Kari put down the camera and clumsily hurried to him, taking her diver’s knife from her belt. The fiberoptic cable attached to the back of Chase’s suit was sheathed in protective plastic. She grabbed it and sawed away with the knife.

“Come on, come on!” Chase yelled.

“I’m trying!” The line finally sheared in two, a blue pinpoint of light shining from the stub still attached to Chase’s suit. A moment later, the rest of the cable was snatched from her gloved hand. It shot across the chamber before disappearing over the edge of the shaft. “What the hell just happened?”

“If the sub blew up, the ballast would’ve been dropped automatically when it lost power. That means the thing’s on its way to the surface like a fucking rocket-and it would have tried to take me with it.” He turned to face her. “Thanks.

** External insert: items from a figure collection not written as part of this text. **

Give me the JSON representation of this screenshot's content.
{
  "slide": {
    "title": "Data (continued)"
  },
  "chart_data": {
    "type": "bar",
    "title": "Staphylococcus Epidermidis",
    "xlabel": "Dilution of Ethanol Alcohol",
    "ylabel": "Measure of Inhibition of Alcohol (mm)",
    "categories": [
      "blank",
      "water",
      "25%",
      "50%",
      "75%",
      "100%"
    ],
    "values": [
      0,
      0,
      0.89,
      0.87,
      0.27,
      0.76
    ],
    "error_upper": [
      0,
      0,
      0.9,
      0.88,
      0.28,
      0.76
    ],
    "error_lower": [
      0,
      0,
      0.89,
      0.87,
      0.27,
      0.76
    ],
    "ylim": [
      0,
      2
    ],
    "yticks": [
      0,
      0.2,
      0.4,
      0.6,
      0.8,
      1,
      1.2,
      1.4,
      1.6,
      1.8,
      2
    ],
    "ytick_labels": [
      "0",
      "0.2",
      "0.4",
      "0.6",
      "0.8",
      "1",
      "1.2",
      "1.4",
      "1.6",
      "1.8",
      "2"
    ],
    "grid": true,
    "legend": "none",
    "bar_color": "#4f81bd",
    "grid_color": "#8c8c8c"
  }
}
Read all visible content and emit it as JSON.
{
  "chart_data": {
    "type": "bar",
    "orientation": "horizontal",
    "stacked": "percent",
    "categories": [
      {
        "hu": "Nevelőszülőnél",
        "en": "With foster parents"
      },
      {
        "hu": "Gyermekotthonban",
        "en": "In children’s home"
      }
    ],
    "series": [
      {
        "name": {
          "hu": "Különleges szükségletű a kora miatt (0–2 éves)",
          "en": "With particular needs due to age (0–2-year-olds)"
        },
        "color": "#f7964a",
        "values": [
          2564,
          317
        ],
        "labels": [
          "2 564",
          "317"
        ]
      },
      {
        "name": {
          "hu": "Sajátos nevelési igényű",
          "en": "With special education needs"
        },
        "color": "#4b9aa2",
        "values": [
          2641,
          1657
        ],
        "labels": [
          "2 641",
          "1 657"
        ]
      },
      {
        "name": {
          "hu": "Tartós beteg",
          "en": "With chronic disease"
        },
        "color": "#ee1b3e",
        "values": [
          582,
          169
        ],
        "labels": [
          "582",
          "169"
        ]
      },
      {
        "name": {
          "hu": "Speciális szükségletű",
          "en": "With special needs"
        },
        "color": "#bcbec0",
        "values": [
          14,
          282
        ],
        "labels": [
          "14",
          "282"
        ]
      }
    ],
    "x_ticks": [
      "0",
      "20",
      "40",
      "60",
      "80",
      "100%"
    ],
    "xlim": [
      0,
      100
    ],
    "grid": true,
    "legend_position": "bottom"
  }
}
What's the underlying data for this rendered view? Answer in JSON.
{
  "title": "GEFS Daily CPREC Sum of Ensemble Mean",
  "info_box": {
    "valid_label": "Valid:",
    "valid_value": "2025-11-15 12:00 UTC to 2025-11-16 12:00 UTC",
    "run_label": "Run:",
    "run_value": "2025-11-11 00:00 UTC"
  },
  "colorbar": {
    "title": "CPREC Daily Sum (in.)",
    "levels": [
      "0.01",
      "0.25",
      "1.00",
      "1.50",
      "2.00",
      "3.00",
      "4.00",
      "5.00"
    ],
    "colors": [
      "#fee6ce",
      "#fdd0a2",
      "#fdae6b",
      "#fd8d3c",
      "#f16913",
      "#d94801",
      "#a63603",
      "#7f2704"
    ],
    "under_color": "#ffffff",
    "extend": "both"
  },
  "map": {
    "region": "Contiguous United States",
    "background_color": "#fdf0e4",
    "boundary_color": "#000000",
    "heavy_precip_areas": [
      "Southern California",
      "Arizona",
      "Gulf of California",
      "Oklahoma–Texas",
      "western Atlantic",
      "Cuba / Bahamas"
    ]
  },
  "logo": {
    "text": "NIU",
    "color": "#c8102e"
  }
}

Sorry I shouted.”

“No need to apologize, given the circumstances!” She looked at the shaft. “If the sub’s been destroyed, what are we going to do?”

“Get the fuck out of here, for starters.” He moved back over to the shaft. “Hugo? Can you hear me? Hugo? Shit!”

“I’m still getting you on the radio,” said Kari.

“Yeah, but you’re standing five feet away in air, and he’s got to receive it through Christ knows how many feet of stone and water. Hugo!”